Wednesday, May 21, 2014

Will Mitch McConnell's Attacks on Alison Grimes Backfire?


Having just triumphed over a thoroughly insane Tea Party candidate, the always sleazy and despicable Mitch McConnell launched into a tirade trashing his Democrat opponent, Alison Grimes.  The unanswered question is whether or not McConnell's chauvinistic, condescending attacks on his female opponent will ultimately bite him in has nasty, foul ass.  Personally, I hope that's the post mortem opinion after November.  A column in the Washington Post looks at what will likely be a very ugly campaign.  Here are some highlights:
McConnell laconically invited a round of applause for Bevin and then moved to his main purpose: treating Alison Lundergan Grimes, his Democratic opponent, not as a person in her own right but rather as an agent for President Obama and Senate Majority Leader Harry Reid.

First elected to the Senate three decades ago, McConnell clearly realizes he cannot win on the basis of his own low poll ratings. So he’ll try to survive by running against Democratic politicians who, in this red state, may be even more unpopular.

Thus his reduction of the 35-year-old Grimes to a cipher, the handmaiden to “every Hollywood liberal,” someone who “is in this race because Barack Obama and Harry Reid want her to be in this race.”

But when Grimes spoke at her own primary victory party 75 miles away in Lexington, she was anything but a cipher. She was rousing in assailing McConnell but did not rise up in defense of either Obama or Reid. Indeed, she distanced herself from what she, sounding a McConnell theme, termed the president’s “war on coal,” coal being an issue with symbolic power here beyond its economic impact on the state’s mining counties.

Obama is not on “Kentucky’s 2014 election ballot,” she declared.

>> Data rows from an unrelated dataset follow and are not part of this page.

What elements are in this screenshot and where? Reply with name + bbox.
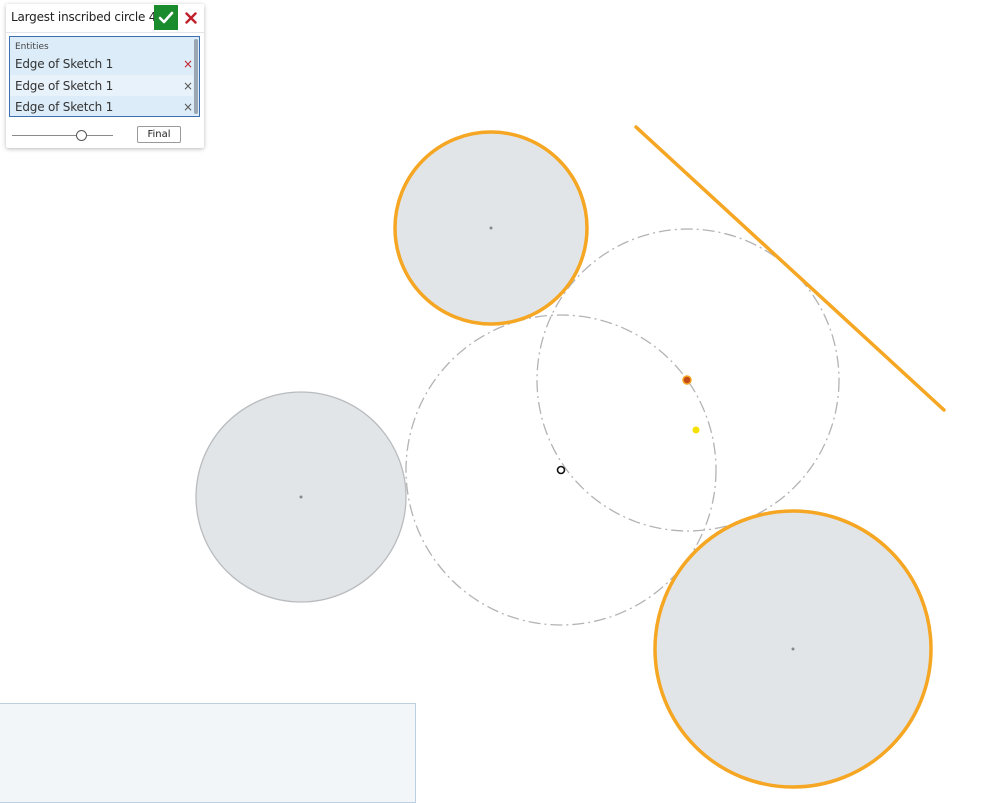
circle-center-point xyxy=(299,495,303,499)
rollback-slider-track[interactable] xyxy=(12,135,113,136)
rollback-slider-thumb[interactable] xyxy=(76,130,88,141)
dialog-title: Largest inscribed circle 4 xyxy=(11,10,157,24)
center-point-marker[interactable] xyxy=(682,375,692,385)
entity-item[interactable]: Edge of Sketch 1 × xyxy=(10,53,193,74)
entity-label: Edge of Sketch 1 xyxy=(15,99,114,114)
feature-dialog: Largest inscribed circle 4 Entities Edge… xyxy=(6,4,204,148)
preview-point xyxy=(692,426,700,434)
checkmark-icon xyxy=(158,11,174,23)
remove-entity-button[interactable]: × xyxy=(183,79,193,93)
dialog-header: Largest inscribed circle 4 xyxy=(6,4,204,33)
entity-item[interactable]: Edge of Sketch 1 × xyxy=(10,96,193,116)
list-scrollbar[interactable] xyxy=(194,39,198,114)
entities-label: Entities xyxy=(15,42,49,52)
final-button[interactable]: Final xyxy=(137,126,181,143)
entity-item[interactable]: Edge of Sketch 1 × xyxy=(10,75,193,96)
bottom-panel xyxy=(0,703,416,803)
entities-selection-list[interactable]: Entities Edge of Sketch 1 × Edge of Sket… xyxy=(9,36,200,117)
remove-entity-button[interactable]: × xyxy=(183,57,193,71)
confirm-button[interactable] xyxy=(154,5,178,30)
entity-label: Edge of Sketch 1 xyxy=(15,56,114,71)
inscribed-circle-center-point[interactable] xyxy=(556,465,566,475)
sketch-line-selected[interactable] xyxy=(634,125,946,412)
close-icon xyxy=(185,11,197,24)
circle-center-point xyxy=(791,647,795,651)
circle-center-point xyxy=(489,226,493,230)
entity-label: Edge of Sketch 1 xyxy=(15,78,114,93)
remove-entity-button[interactable]: × xyxy=(183,100,193,114)
cancel-button[interactable] xyxy=(181,5,201,30)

But McConnell is, and the best way for Kentucky voters to express their dissatisfaction, she said, was to vote out “Senator Gridlock” and to put “people above partisanship.” For good measure, she broached populist pro-labor themes, challenging McConnell for opposing a minimum wage increase and a bill on equal pay for women. She also denounced anti-union right-to-work laws being pushed here by Republicans.

Pro-McConnell forces blanketed the state with an attack spot that reprised his election-night themes and condemned Grimes as “too liberal for Kentucky.” 

Grimes went for a more subtle jibe, with a 60-second spot in which she spoke directly to the camera. “It seems no matter how many elections we have, nothing gets better in Washington. It only gets worse,” she said. “I approved this message because it’s time Washington put the good of our people ahead of the bad that comes from acting petty and small. We’ve had too much of that for too long.”
Few thinks would give me more pleasure than to see McConnell defeated - especially by a woman.